Chiudete gli occhi e immaginate un ristorante accogliente: quello che vi appare è Casa Brusada. Lo si incontra dove iniziano le pendici del Montello. “Brusada” perché l’edificio, nel 1944, fu incendiato dai tedeschi; oggi le fiamme, redente, si usano con sapienza in cucina. L’ambiente è luminoso, arredato con gusto e reso ancor più coinvolgente dalla gentilezza del personale.

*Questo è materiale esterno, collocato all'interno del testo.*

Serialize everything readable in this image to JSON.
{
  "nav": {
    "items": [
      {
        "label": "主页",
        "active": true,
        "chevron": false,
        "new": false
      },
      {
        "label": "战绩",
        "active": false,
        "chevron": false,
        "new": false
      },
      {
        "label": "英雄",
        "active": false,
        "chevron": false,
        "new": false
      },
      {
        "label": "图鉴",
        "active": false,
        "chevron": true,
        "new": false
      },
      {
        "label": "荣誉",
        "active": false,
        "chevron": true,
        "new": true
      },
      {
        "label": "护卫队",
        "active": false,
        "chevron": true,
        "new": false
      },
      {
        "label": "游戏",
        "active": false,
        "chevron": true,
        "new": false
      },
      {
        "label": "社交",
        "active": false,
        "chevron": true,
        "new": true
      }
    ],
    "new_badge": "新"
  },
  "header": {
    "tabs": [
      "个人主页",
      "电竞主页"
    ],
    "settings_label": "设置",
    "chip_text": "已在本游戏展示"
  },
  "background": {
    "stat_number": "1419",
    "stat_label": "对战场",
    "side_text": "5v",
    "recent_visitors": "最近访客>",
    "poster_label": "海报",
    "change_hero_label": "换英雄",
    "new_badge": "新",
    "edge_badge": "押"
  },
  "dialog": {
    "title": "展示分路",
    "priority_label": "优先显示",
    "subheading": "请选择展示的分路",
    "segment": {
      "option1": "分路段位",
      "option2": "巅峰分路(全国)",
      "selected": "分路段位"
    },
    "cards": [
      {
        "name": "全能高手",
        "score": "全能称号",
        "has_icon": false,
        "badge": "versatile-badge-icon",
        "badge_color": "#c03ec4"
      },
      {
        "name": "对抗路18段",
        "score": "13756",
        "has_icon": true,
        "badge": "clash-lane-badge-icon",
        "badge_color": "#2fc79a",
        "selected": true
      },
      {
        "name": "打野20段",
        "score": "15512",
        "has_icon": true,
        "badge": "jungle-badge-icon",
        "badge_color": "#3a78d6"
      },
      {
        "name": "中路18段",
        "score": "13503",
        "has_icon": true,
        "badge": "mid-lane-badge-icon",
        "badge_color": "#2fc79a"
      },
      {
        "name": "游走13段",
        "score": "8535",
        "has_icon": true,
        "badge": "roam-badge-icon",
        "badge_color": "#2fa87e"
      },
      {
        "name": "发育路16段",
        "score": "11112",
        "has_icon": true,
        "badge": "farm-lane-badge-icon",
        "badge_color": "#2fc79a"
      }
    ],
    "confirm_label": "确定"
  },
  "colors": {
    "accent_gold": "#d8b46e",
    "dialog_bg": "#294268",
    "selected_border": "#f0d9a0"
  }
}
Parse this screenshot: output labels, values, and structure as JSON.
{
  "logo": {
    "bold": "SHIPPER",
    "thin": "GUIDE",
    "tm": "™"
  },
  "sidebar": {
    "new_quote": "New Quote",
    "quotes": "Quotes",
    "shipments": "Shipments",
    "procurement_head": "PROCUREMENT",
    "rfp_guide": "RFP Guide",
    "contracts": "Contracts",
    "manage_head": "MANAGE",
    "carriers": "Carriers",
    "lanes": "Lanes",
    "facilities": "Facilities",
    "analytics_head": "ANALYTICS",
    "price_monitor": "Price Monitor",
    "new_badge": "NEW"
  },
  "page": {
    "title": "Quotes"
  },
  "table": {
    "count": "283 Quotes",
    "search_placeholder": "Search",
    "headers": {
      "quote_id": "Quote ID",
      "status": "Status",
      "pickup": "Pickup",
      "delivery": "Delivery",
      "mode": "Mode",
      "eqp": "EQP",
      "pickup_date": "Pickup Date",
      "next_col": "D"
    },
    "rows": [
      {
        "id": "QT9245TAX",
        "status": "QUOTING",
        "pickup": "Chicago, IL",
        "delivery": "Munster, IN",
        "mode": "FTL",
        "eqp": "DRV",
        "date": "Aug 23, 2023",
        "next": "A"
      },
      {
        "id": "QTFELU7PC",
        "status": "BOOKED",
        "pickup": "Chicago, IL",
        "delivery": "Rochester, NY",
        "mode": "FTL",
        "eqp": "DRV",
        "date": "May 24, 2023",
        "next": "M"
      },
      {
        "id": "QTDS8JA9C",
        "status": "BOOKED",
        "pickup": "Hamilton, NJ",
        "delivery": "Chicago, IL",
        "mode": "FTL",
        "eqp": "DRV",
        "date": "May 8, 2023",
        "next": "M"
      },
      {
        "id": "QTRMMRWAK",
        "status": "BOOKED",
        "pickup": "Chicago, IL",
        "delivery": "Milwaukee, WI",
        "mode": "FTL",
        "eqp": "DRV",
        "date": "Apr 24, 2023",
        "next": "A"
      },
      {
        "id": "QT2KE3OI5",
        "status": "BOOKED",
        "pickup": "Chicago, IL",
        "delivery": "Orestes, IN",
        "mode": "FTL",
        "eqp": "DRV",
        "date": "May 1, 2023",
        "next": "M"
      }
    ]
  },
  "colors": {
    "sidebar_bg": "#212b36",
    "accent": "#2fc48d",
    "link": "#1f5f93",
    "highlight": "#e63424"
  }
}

La filosofia dell’ecclettico Marco Pincin, proprietario e chef, parte da tre parole chiave: tradizione, stagionalità e creatività. Ne nasce una carta generosa che utilizza i prodotti del luogo e del momento, iniziando da erbe e funghi, in piatti che rileggono la grande gastronomia locale con impeto vivace e sorprendente, e ricette frutto di ricerca e calibrata innovazione. La tartare di Rubia gallega, burro alle erbe, mango, crumble di parmigiano è un grande inizio; gli gnocchi di patate, cacio, pepe, lime, spugnole, seppie sporche e caviale di salmone sono un concerto di sapori; il guancialino di vitello al rosso di Venegazzù della casa con crema di topinambur al tartufo e cipollotto conquista anche i palati più raffinati, così come le animelle di vitello, terra di nocciole, ovoli, puntarelle e wasabi.

La sinfonia di cioccolato lascia un ricordo indelebile. La cantina gode anche dell’enoteca e si sposa a meraviglia con i piatti: molti prosecchi locali, una selezione attenta di prodotti italiani ed etichette che provengono dalle migliori aree vitate francesi. Scegliendo dalla carta si spendono 45/50 euro.